SEC sues SolarWinds for misleading investors before 2020 hack


The U.S. Securities and Exchange Commission (SEC) today charged SolarWinds with defrauding investors by allegedly concealing cybersecurity defense issues before a December 2020 linked to APT29, the Russian Foreign Intelligence Service (SVR) hacking division.

This threat group orchestrated the SolarWinds supply-chain attack, which led to the breach of multiple U.S. federal agencies three years ago.

The SEC claims SolarWinds failed to notify investors about cybersecurity risks and poor practices that its Chief Information Security Officer, Timothy G. Brown (also facing legal action from regulatory authorities), knew about. Instead, the company reportedly disclosed only broad and theoretical risks to its investors.

“We allege that, for years, SolarWinds and Brown ignored repeated red flags about SolarWinds’ cyber risks, which were well known throughout the company and led one of Brown’s subordinates to conclude: ‘We’re so far from being a security minded company,'” said Gurbir S. Grewal, the head of SEC’s Division of Enforcement.

“Rather than address these vulnerabilities, SolarWinds and Brown engaged in a campaign to paint a false picture of the company’s cyber controls environment, thereby depriving investors of accurate material information.”

The regulator claims that Brown was already aware that attackers that would hack SolarWinds’ systems remotely would be very hard to detect since at least 2018, according to presentations saying that the “current state of security leaves us in a very vulnerable state for our critical assets” and that “[a]ccess and privilege to critical systems/data is inappropriate.”

Brown also expressed concerns in June 2020 that attackers could use SolarWinds’ Orion software (which was trojanized by the Russian hackers to breach customers’ systems months later) as a tool in future attacks because the company’s backend systems were not “resilient.”

Two months before the attack, the SEC says that a SolarWinds internal document revealed that the engineering teams were no longer able to keep up with a long list of new security issues that they had to address.

“It is alarming that the Securities and Exchange Commission (SEC) has now filed what we believe is a misguided and improper enforcement action against us, representing a regressive set of views and actions inconsistent with the progress the industry needs to make and the government encourages,” said President and Chief Executive Officer Sudhakar Ramakrishna in response to SEC’s charges.

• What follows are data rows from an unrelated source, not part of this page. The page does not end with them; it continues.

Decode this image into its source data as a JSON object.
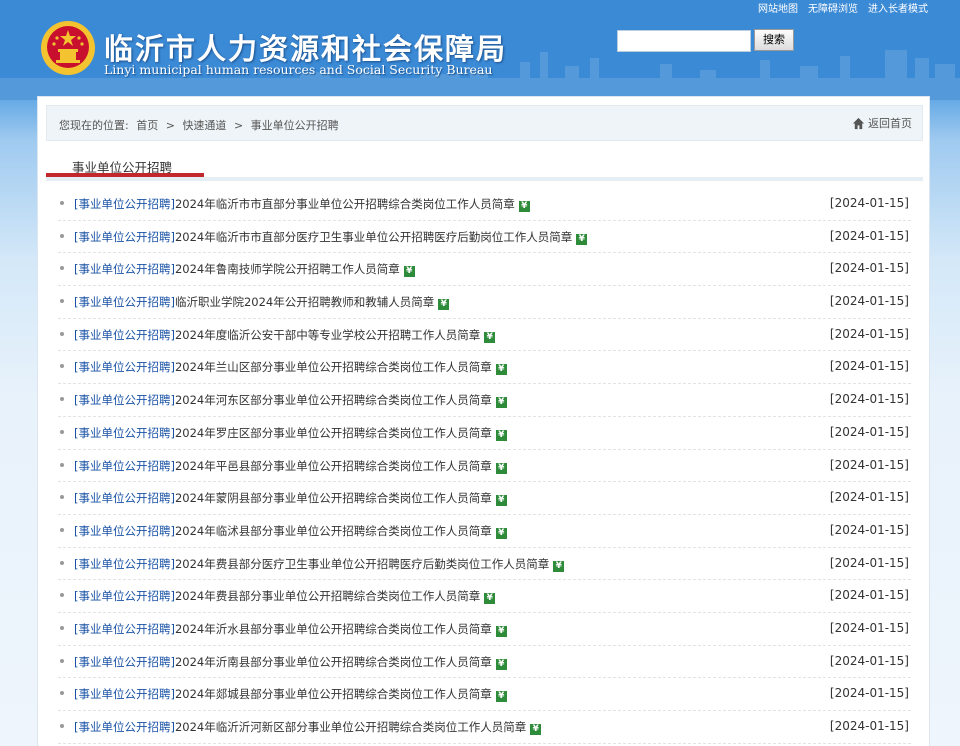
{
  "header": {
    "top_links": [
      "网站地图",
      "无障碍浏览",
      "进入长者模式"
    ],
    "title": "临沂市人力资源和社会保障局",
    "subtitle": "Linyi municipal human resources and Social Security Bureau",
    "search": {
      "value": "",
      "button": "搜索"
    },
    "colors": {
      "sky_top": "#2a7fd0",
      "emblem_red": "#c8102e",
      "emblem_gold": "#f4c430"
    }
  },
  "breadcrumb": {
    "prefix": "您现在的位置:",
    "items": [
      "首页",
      ">",
      "快速通道",
      ">",
      "事业单位公开招聘"
    ],
    "back_home": "返回首页"
  },
  "section": {
    "title": "事业单位公开招聘",
    "accent": "#c1272d"
  },
  "list": {
    "category": "[事业单位公开招聘]",
    "new_icon": "new-icon",
    "items": [
      {
        "title": "2024年临沂市市直部分事业单位公开招聘综合类岗位工作人员简章",
        "date": "[2024-01-15]"
      },
      {
        "title": "2024年临沂市市直部分医疗卫生事业单位公开招聘医疗后勤岗位工作人员简章",
        "date": "[2024-01-15]"
      },
      {
        "title": "2024年鲁南技师学院公开招聘工作人员简章",
        "date": "[2024-01-15]"
      },
      {
        "title": "临沂职业学院2024年公开招聘教师和教辅人员简章",
        "date": "[2024-01-15]"
      },
      {
        "title": "2024年度临沂公安干部中等专业学校公开招聘工作人员简章",
        "date": "[2024-01-15]"
      },
      {
        "title": "2024年兰山区部分事业单位公开招聘综合类岗位工作人员简章",
        "date": "[2024-01-15]"
      },
      {
        "title": "2024年河东区部分事业单位公开招聘综合类岗位工作人员简章",
        "date": "[2024-01-15]"
      },
      {
        "title": "2024年罗庄区部分事业单位公开招聘综合类岗位工作人员简章",
        "date": "[2024-01-15]"
      },
      {
        "title": "2024年平邑县部分事业单位公开招聘综合类岗位工作人员简章",
        "date": "[2024-01-15]"
      },
      {
        "title": "2024年蒙阴县部分事业单位公开招聘综合类岗位工作人员简章",
        "date": "[2024-01-15]"
      },
      {
        "title": "2024年临沭县部分事业单位公开招聘综合类岗位工作人员简章",
        "date": "[2024-01-15]"
      },
      {
        "title": "2024年费县部分医疗卫生事业单位公开招聘医疗后勤类岗位工作人员简章",
        "date": "[2024-01-15]"
      },
      {
        "title": "2024年费县部分事业单位公开招聘综合类岗位工作人员简章",
        "date": "[2024-01-15]"
      },
      {
        "title": "2024年沂水县部分事业单位公开招聘综合类岗位工作人员简章",
        "date": "[2024-01-15]"
      },
      {
        "title": "2024年沂南县部分事业单位公开招聘综合类岗位工作人员简章",
        "date": "[2024-01-15]"
      },
      {
        "title": "2024年郯城县部分事业单位公开招聘综合类岗位工作人员简章",
        "date": "[2024-01-15]"
      },
      {
        "title": "2024年临沂沂河新区部分事业单位公开招聘综合类岗位工作人员简章",
        "date": "[2024-01-15]"
      }
    ]
  }
}
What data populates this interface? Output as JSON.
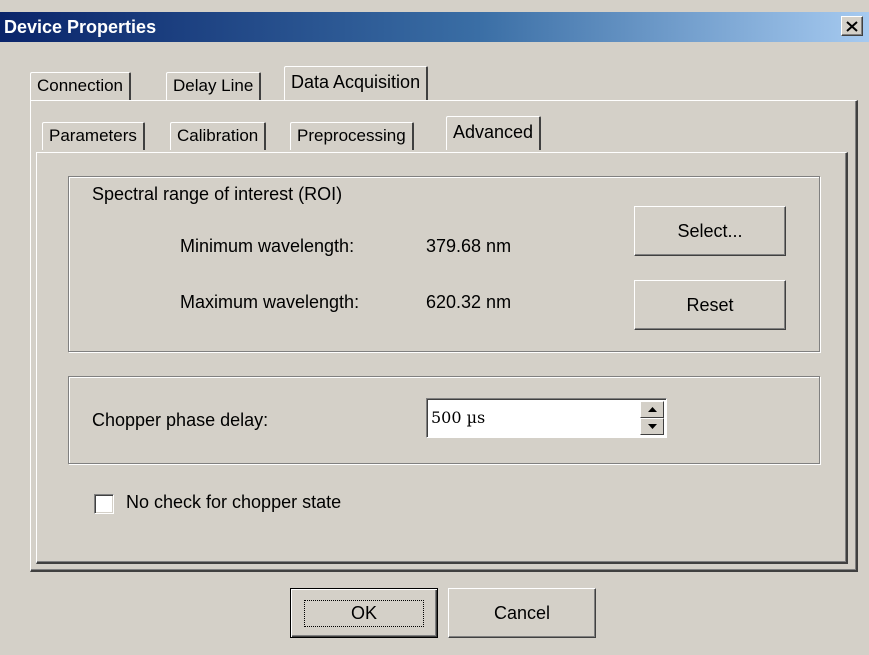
{
  "window": {
    "title": "Device Properties"
  },
  "tabs_outer": [
    "Connection",
    "Delay Line",
    "Data Acquisition"
  ],
  "tabs_inner": [
    "Parameters",
    "Calibration",
    "Preprocessing",
    "Advanced"
  ],
  "active_outer_tab": "Data Acquisition",
  "active_inner_tab": "Advanced",
  "roi": {
    "title": "Spectral range of interest (ROI)",
    "min_label": "Minimum wavelength:",
    "min_value": "379.68 nm",
    "max_label": "Maximum wavelength:",
    "max_value": "620.32 nm",
    "select_label": "Select...",
    "reset_label": "Reset"
  },
  "chopper": {
    "label": "Chopper phase delay:",
    "value": "500 µs"
  },
  "no_check": {
    "label": "No check for chopper state",
    "checked": false
  },
  "buttons": {
    "ok": "OK",
    "cancel": "Cancel"
  },
  "colors": {
    "face": "#d4d0c8",
    "title_start": "#0a246a",
    "title_end": "#a6caf0",
    "title_text": "#ffffff"
  }
}
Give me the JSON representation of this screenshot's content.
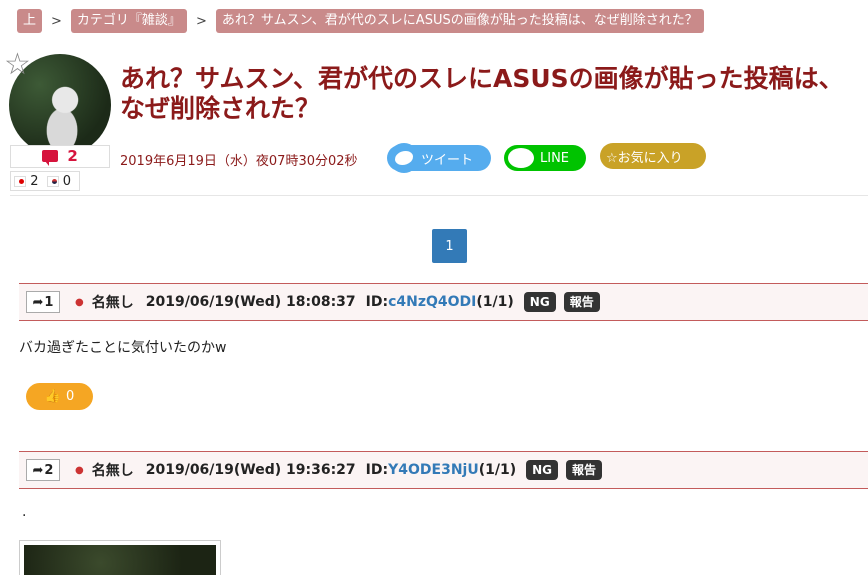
{
  "breadcrumb": {
    "top": "上",
    "separator": ">",
    "category": "カテゴリ『雑談』",
    "current": "あれ？サムスン、君が代のスレにASUSの画像が貼った投稿は、なぜ削除された？"
  },
  "thread": {
    "title": "あれ？サムスン、君が代のスレにASUSの画像が貼った投稿は、なぜ削除された？",
    "comment_count": "2",
    "flag_jp_count": "2",
    "flag_kr_count": "0",
    "date": "2019年6月19日（水）夜07時30分02秒"
  },
  "share": {
    "tweet_label": "ツイート",
    "line_label": "LINE",
    "favorite_label": "☆お気に入り"
  },
  "pagination": {
    "current": "1"
  },
  "posts": [
    {
      "number": "1",
      "name": "名無し",
      "date": "2019/06/19(Wed) 18:08:37",
      "id_label": "ID:",
      "id": "c4NzQ4ODI",
      "id_count": "(1/1)",
      "ng_label": "NG",
      "report_label": "報告",
      "body": "バカ過ぎたことに気付いたのかw",
      "likes": "0"
    },
    {
      "number": "2",
      "name": "名無し",
      "date": "2019/06/19(Wed) 19:36:27",
      "id_label": "ID:",
      "id": "Y4ODE3NjU",
      "id_count": "(1/1)",
      "ng_label": "NG",
      "report_label": "報告",
      "body": "."
    }
  ],
  "colors": {
    "title": "#8b1a1a",
    "crumb": "#c98a8a",
    "tweet": "#55acee",
    "line": "#00c300",
    "favorite": "#c9a227",
    "pagination": "#337ab7",
    "like": "#f5a623",
    "post_border": "#c35b5b"
  }
}
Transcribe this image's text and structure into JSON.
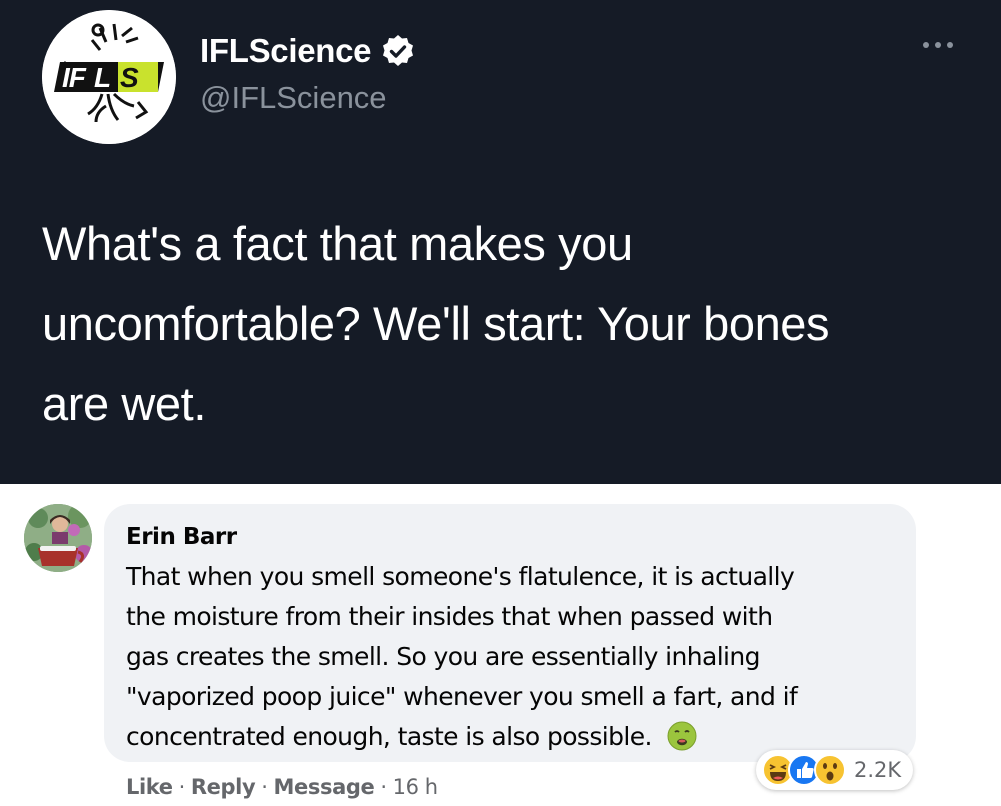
{
  "tweet": {
    "display_name": "IFLScience",
    "handle": "@IFLScience",
    "logo_text": "IFLS",
    "text_lines": [
      "What's a fact that makes you",
      "uncomfortable? We'll start: Your bones",
      "are wet."
    ],
    "background_color": "#151b26",
    "verified_icon": "verified-badge-icon",
    "more_icon": "more-options-icon"
  },
  "comment": {
    "author": "Erin Barr",
    "lines": [
      "That when you smell someone's flatulence, it is actually",
      "the moisture from their insides that when passed with",
      "gas creates the smell. So you are essentially inhaling",
      "\"vaporized poop juice\" whenever you smell a fart, and if",
      "concentrated enough, taste is also possible."
    ],
    "emoji": "nauseated-face-icon",
    "reactions": {
      "icons": [
        "laugh-reaction-icon",
        "like-reaction-icon",
        "wow-reaction-icon"
      ],
      "count": "2.2K"
    },
    "actions": {
      "like": "Like",
      "reply": "Reply",
      "message": "Message",
      "separator": "·",
      "time": "16 h"
    },
    "bubble_color": "#f0f2f5"
  }
}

“We made a deliberate choice to speak—candidly and frequently—with the goal of sharing what we learned to help others become more secure. We partnered closely with the government and encouraged other companies to be more open about security by sharing information and best practices.

“The SEC’s charges now risk the open information-sharing across the industry that cybersecurity experts agree is needed for our collective security.”

Earlier this year, the SEC sent Wells notices related to its inquiry into the 2020 breach to the company and SolarWinds executives, including the CFO and CISO. These notices informed the recipients that SEC staff is advocating for a civil enforcement action against them, alleging violations of U.S. federal securities laws.

The Russian APT29 threat group breached SolarWinds’ internal systems and trojanized the SolarWinds Orion IT administration platform and subsequent builds released between March 2020 and June 2020.

The malicious builds were used to drop the Sunburst backdoor onto the systems of “fewer than 18,000” victims. However, the attackers handpicked a substantially lower number of targets for second-stage exploitation.

SolarWinds says it has more than 300,000 customers worldwide and 96% of Fortune 500 companies, including all top ten U.S. telecom companies, Apple, Google, Amazon, and a long list of govt agencies (such as the U.S. Military, the U.S. Pentagon, the State Department, NASA, NSA, Postal Service, NOAA, the U.S. Department of Justice, and the Office of the President of the United States).

Multiple U.S. govt agencies later confirmed that they were breached, including the Department of State, the Department of Homeland Security (DHS), the Department of the Treasury, the Department of Energy (DOE), the National Telecommunications and Information Administration (NTIA), the National Institutes of Health (NIH) (part of the U.S. Department of Health), and the National Nuclear Security Administration (NNSA).

Update October 30, 18:14 EDT: A SolarWinds spokesperson sent the following statement after the article was published:

We are disappointed by the SEC’s unfounded charges related to a Russian cyberattack on an American company and are deeply concerned this action will put our national security at risk. The SEC’s determination to manufacture a claim against us and our CISO is another example of the agency’s overreach and should alarm all public companies and committed cybersecurity professionals across the country. We look forward to clarifying the truth in court and continuing to support our customers through our Secure by Design commitments.